Lock-Up & Mozg
Let’s talk about hardening AI systems against edge‑case exploits—those silent glitches that slip through normal testing but can break a whole network. I’ve seen too many breaches that started with a minor oversight. What do you think, Mozg?
Hardening against edge‑case exploits is like writing a unit test for every possible compiler optimization flag; you never know which one will bite. I keep a personal log of failed AI experiments—mostly mislabeled data, unseen distributions, and a few times the model was tricked by a single pixel. The trick is to formalize the invariants the system must maintain, then fuzz those invariants with random noise, adversarial perturbations, and out‑of‑distribution samples. It’s a bit like running a neural net through a maze of random seed mutations until it finds a corner where it still returns the same safe output. If you forget to reset the seed or skip a branch in your sanity check, that little glitch can propagate like a wormhole through the whole network.
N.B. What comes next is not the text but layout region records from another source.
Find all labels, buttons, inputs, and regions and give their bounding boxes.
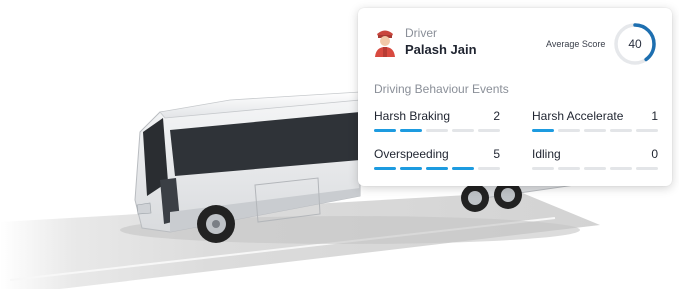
event-progress-bar bbox=[374, 129, 500, 132]
events-title: Driving Behaviour Events bbox=[374, 82, 509, 96]
event-label: Harsh Braking bbox=[374, 109, 451, 123]
bar-segment-inactive bbox=[452, 129, 474, 132]
event-harsh-braking: Harsh Braking 2 bbox=[374, 109, 500, 139]
event-label: Harsh Accelerate bbox=[532, 109, 624, 123]
event-progress-bar bbox=[532, 129, 658, 132]
event-harsh-accelerate: Harsh Accelerate 1 bbox=[532, 109, 658, 139]
bar-segment-inactive bbox=[532, 167, 554, 170]
bar-segment-active bbox=[374, 167, 396, 170]
driver-avatar-icon bbox=[375, 30, 395, 57]
driver-name: Palash Jain bbox=[405, 42, 477, 57]
event-count: 2 bbox=[493, 109, 500, 123]
bar-segment-inactive bbox=[584, 167, 606, 170]
event-count: 5 bbox=[493, 147, 500, 161]
event-label: Overspeeding bbox=[374, 147, 449, 161]
rear-wheel-1 bbox=[461, 184, 489, 212]
bar-segment-active bbox=[532, 129, 554, 132]
bar-segment-inactive bbox=[636, 129, 658, 132]
driver-label: Driver bbox=[405, 26, 437, 40]
bar-segment-active bbox=[452, 167, 474, 170]
bar-segment-active bbox=[400, 167, 422, 170]
bar-segment-inactive bbox=[426, 129, 448, 132]
bar-segment-inactive bbox=[636, 167, 658, 170]
bar-segment-active bbox=[374, 129, 396, 132]
event-count: 0 bbox=[651, 147, 658, 161]
event-label: Idling bbox=[532, 147, 561, 161]
bar-segment-inactive bbox=[558, 167, 580, 170]
event-idling: Idling 0 bbox=[532, 147, 658, 177]
bar-segment-inactive bbox=[610, 167, 632, 170]
average-score-label: Average Score bbox=[546, 39, 606, 49]
event-progress-bar bbox=[374, 167, 500, 170]
bar-segment-inactive bbox=[610, 129, 632, 132]
bar-segment-inactive bbox=[558, 129, 580, 132]
bar-segment-inactive bbox=[478, 129, 500, 132]
front-wheel bbox=[197, 205, 235, 243]
bar-segment-active bbox=[426, 167, 448, 170]
driver-score-card: Driver Palash Jain Average Score 40 Driv… bbox=[358, 8, 672, 186]
event-count: 1 bbox=[651, 109, 658, 123]
event-progress-bar bbox=[532, 167, 658, 170]
bar-segment-active bbox=[400, 129, 422, 132]
bar-segment-inactive bbox=[478, 167, 500, 170]
bar-segment-inactive bbox=[584, 129, 606, 132]
average-score-value: 40 bbox=[628, 37, 642, 51]
event-overspeeding: Overspeeding 5 bbox=[374, 147, 500, 177]
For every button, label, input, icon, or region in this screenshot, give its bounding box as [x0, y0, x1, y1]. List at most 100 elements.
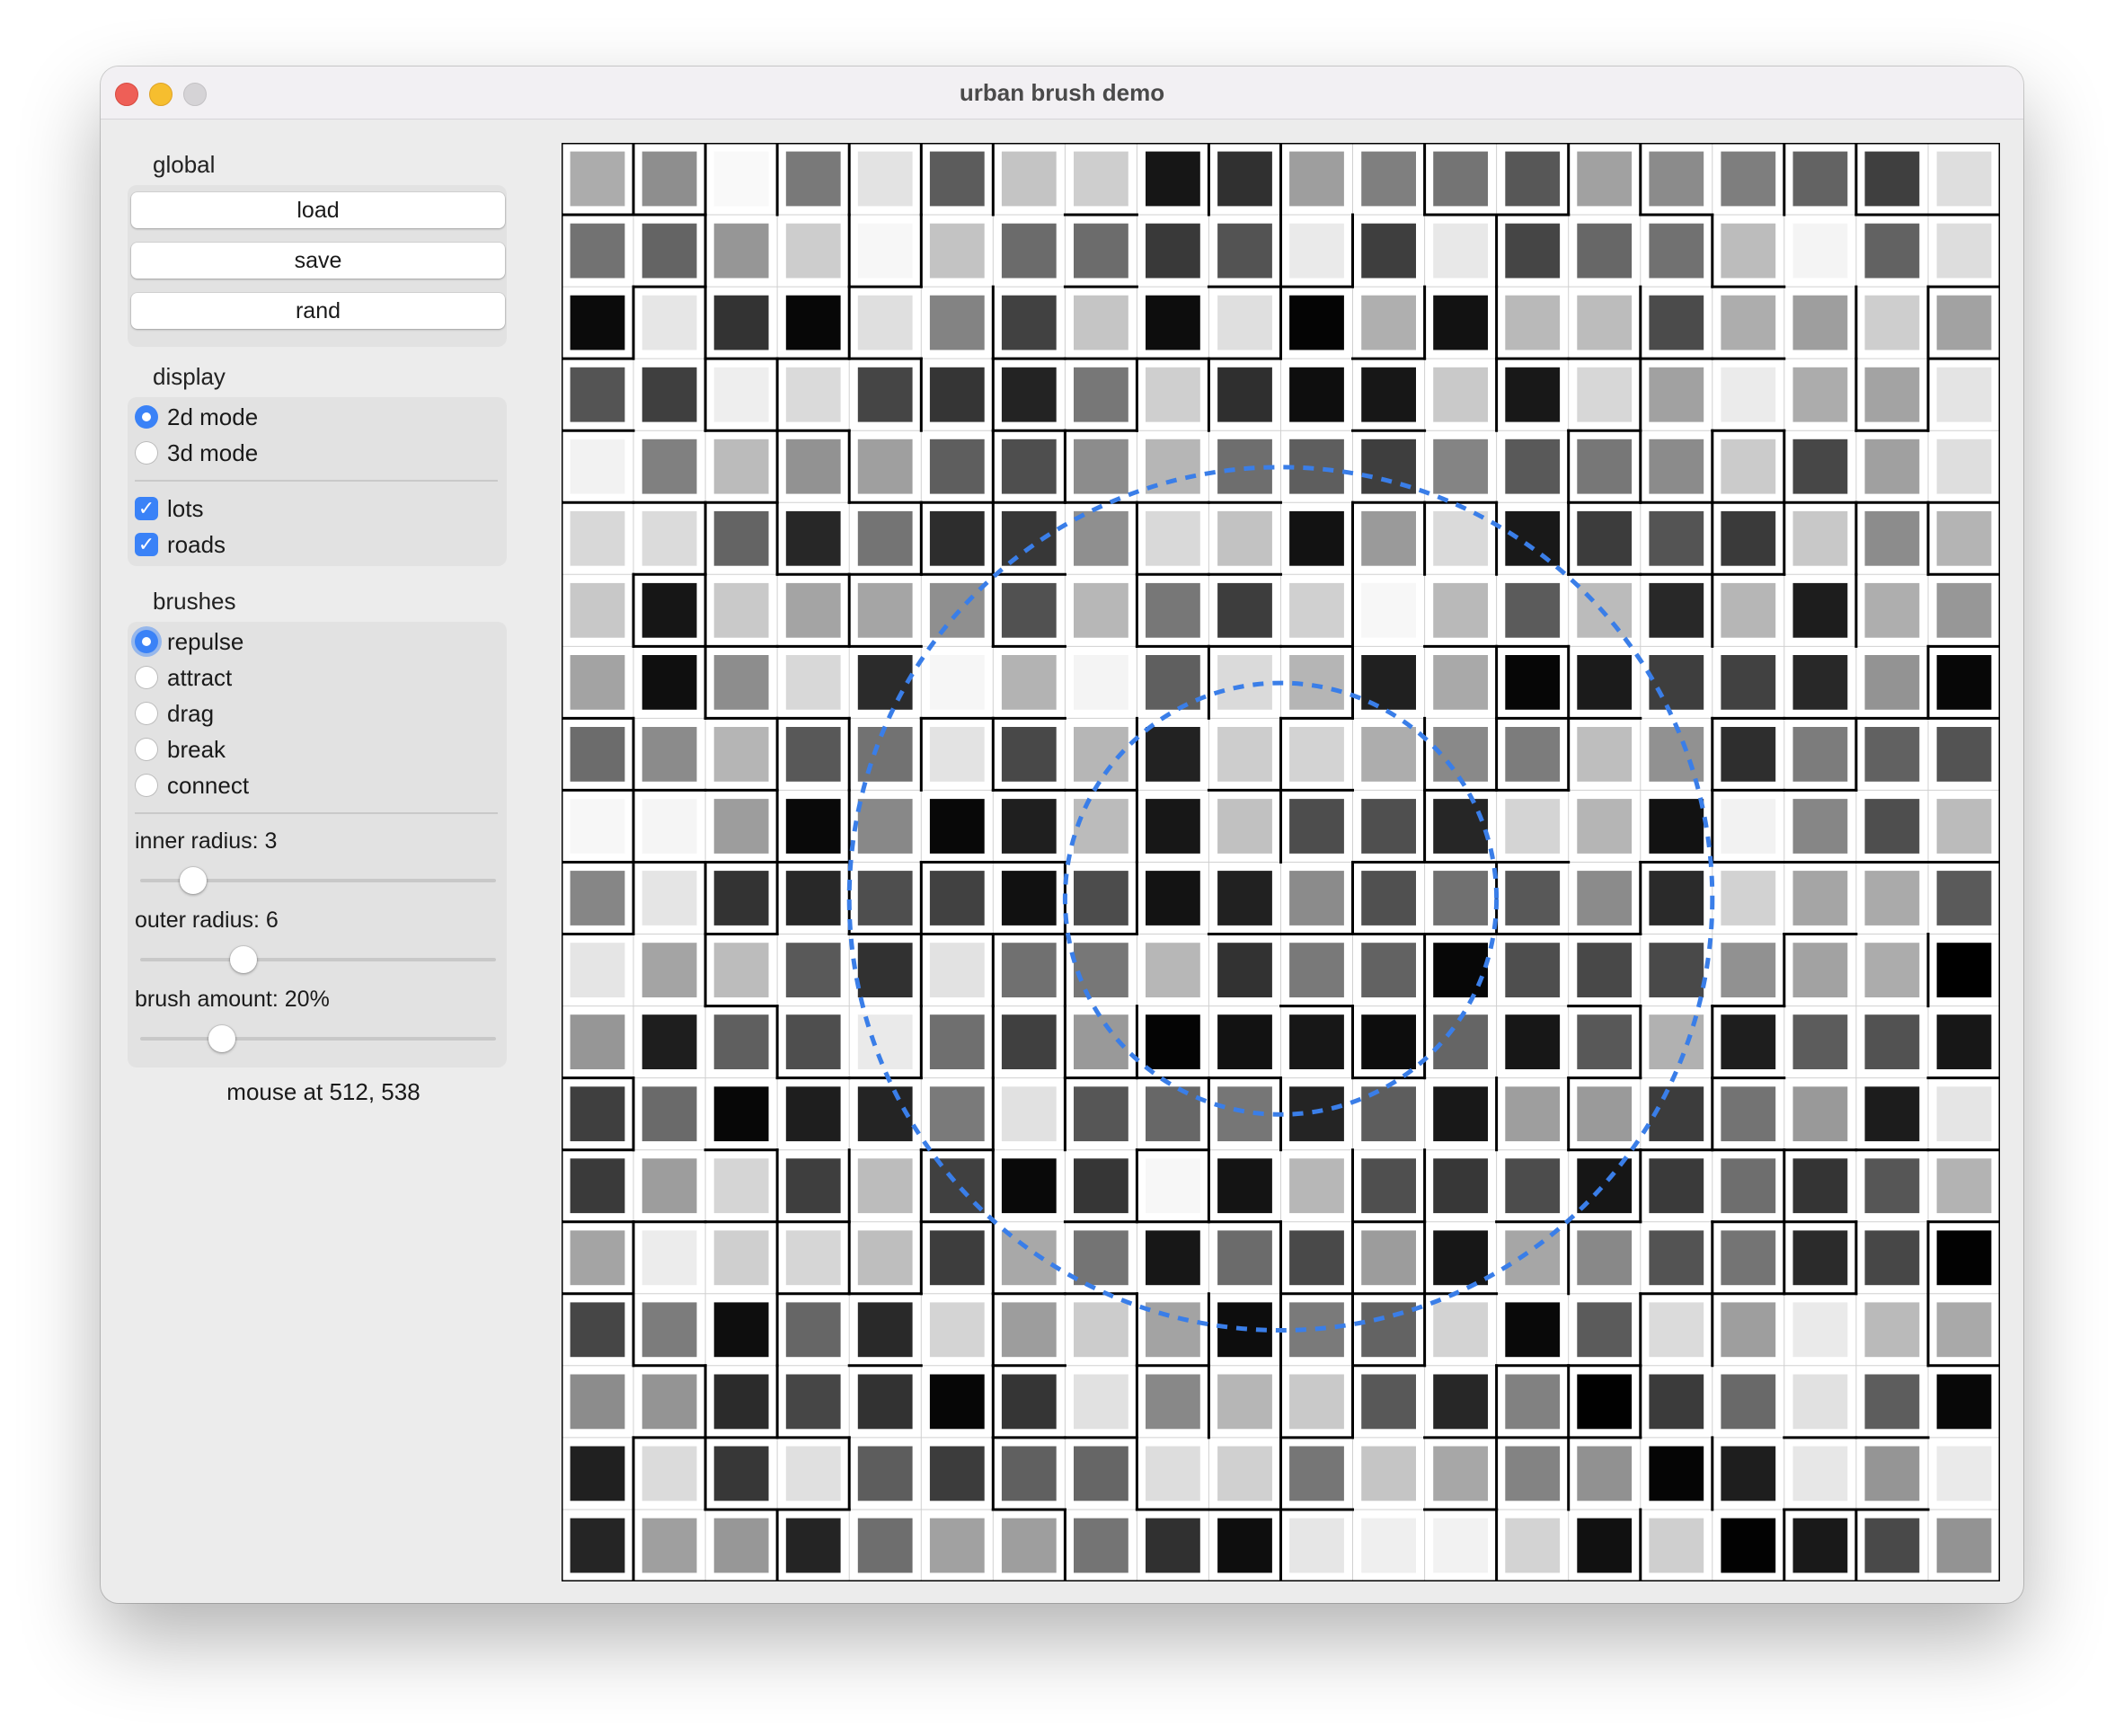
lot-square: [785, 1158, 841, 1214]
lot-square: [1577, 1230, 1633, 1286]
lots-checkbox[interactable]: ✓ lots: [135, 494, 203, 523]
3d-mode-label: 3d mode: [167, 438, 259, 466]
lot-square: [1217, 582, 1272, 638]
lot-square: [1505, 871, 1561, 926]
lot-square: [1433, 1374, 1488, 1430]
lot-square: [1433, 1230, 1488, 1286]
lot-square: [1864, 943, 1920, 997]
roads-checkbox[interactable]: ✓ roads: [135, 530, 226, 559]
lot-square: [1433, 438, 1488, 494]
lot-square: [1217, 1374, 1272, 1430]
3d-mode-radio[interactable]: 3d mode: [135, 438, 258, 467]
lot-square: [1361, 151, 1416, 207]
lot-square: [1001, 799, 1057, 854]
lot-square: [857, 799, 913, 854]
outer-radius-label: outer radius: 6: [135, 908, 279, 933]
lot-square: [1074, 295, 1128, 350]
city-canvas[interactable]: [562, 143, 2000, 1581]
lot-square: [785, 1446, 841, 1501]
brush-drag-radio[interactable]: drag: [135, 699, 214, 728]
lot-square: [1074, 1446, 1128, 1501]
lot-square: [1505, 1518, 1561, 1573]
lot-grid[interactable]: [562, 143, 2000, 1581]
lot-square: [785, 655, 841, 710]
lot-square: [1217, 510, 1272, 566]
lot-square: [1001, 295, 1057, 350]
lot-square: [1577, 367, 1633, 422]
lot-square: [1001, 1086, 1057, 1142]
save-button[interactable]: save: [131, 243, 505, 279]
brush-amount-slider[interactable]: [140, 1037, 496, 1041]
lot-square: [785, 151, 841, 207]
lot-square: [1864, 223, 1920, 279]
outer-radius-slider[interactable]: [140, 958, 496, 961]
lot-square: [1649, 151, 1704, 207]
lot-square: [1721, 438, 1776, 494]
lot-square: [785, 367, 841, 422]
lot-square: [1792, 727, 1848, 782]
lot-square: [570, 510, 625, 566]
lot-square: [570, 438, 625, 494]
lot-square: [785, 1302, 841, 1358]
lot-square: [1505, 1086, 1561, 1142]
lot-square: [642, 1014, 697, 1069]
rand-button[interactable]: rand: [131, 293, 505, 329]
app-window: urban brush demo global load save rand d…: [101, 66, 2023, 1603]
lot-square: [1289, 871, 1344, 926]
lot-square: [642, 799, 697, 854]
lot-square: [713, 1446, 769, 1501]
lot-square: [1433, 582, 1488, 638]
brush-attract-radio[interactable]: attract: [135, 663, 232, 692]
lot-square: [642, 1518, 697, 1573]
lot-square: [1001, 871, 1057, 926]
lot-square: [570, 1518, 625, 1573]
lot-square: [1936, 1086, 1992, 1142]
lot-square: [1361, 727, 1416, 782]
lot-square: [1792, 1302, 1848, 1358]
lot-square: [1649, 799, 1704, 854]
lot-square: [1864, 438, 1920, 494]
lot-square: [1433, 510, 1488, 566]
2d-mode-radio[interactable]: 2d mode: [135, 403, 258, 431]
lot-square: [1721, 799, 1776, 854]
lot-square: [1721, 1374, 1776, 1430]
lot-square: [1864, 799, 1920, 854]
brush-repulse-radio[interactable]: repulse: [135, 627, 243, 656]
lot-square: [1433, 1518, 1488, 1573]
lot-square: [1146, 151, 1200, 207]
lot-square: [1864, 582, 1920, 638]
lot-square: [1001, 151, 1057, 207]
brush-amount-slider-thumb[interactable]: [208, 1025, 236, 1052]
attract-label: attract: [167, 663, 233, 691]
lot-square: [1217, 151, 1272, 207]
lot-square: [929, 367, 985, 422]
lot-square: [857, 223, 913, 279]
lot-square: [857, 943, 913, 997]
outer-radius-slider-thumb[interactable]: [229, 946, 257, 973]
lot-square: [1864, 727, 1920, 782]
lot-square: [1936, 582, 1992, 638]
lot-square: [1936, 223, 1992, 279]
lot-square: [570, 1302, 625, 1358]
lot-square: [1217, 799, 1272, 854]
lot-square: [1649, 510, 1704, 566]
lot-square: [1217, 1014, 1272, 1069]
lot-square: [1074, 655, 1128, 710]
lot-square: [1074, 367, 1128, 422]
brush-break-radio[interactable]: break: [135, 735, 226, 764]
lot-square: [1864, 1086, 1920, 1142]
lot-square: [1001, 223, 1057, 279]
lot-square: [929, 655, 985, 710]
inner-radius-slider-thumb[interactable]: [180, 867, 208, 894]
load-button[interactable]: load: [131, 192, 505, 228]
brush-connect-radio[interactable]: connect: [135, 771, 249, 800]
lot-square: [1001, 438, 1057, 494]
lot-square: [1289, 799, 1344, 854]
lot-square: [1001, 367, 1057, 422]
lot-square: [1146, 510, 1200, 566]
lot-square: [1936, 871, 1992, 926]
lot-square: [1721, 151, 1776, 207]
lot-square: [1864, 510, 1920, 566]
lot-square: [1074, 510, 1128, 566]
lot-square: [1505, 1014, 1561, 1069]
And remember, treating the model like firmware—optional maintenance but still critical—helps you catch those silent glitches before they hit production.
That’s solid groundwork, but don’t get complacent. Every reset, every branch needs a strict audit trail. One tiny slip can let a silent glitch spiral into a full‑blown failure. Keep the checks tight, and treat the model like critical firmware—no optional maintenance when lives depend on it.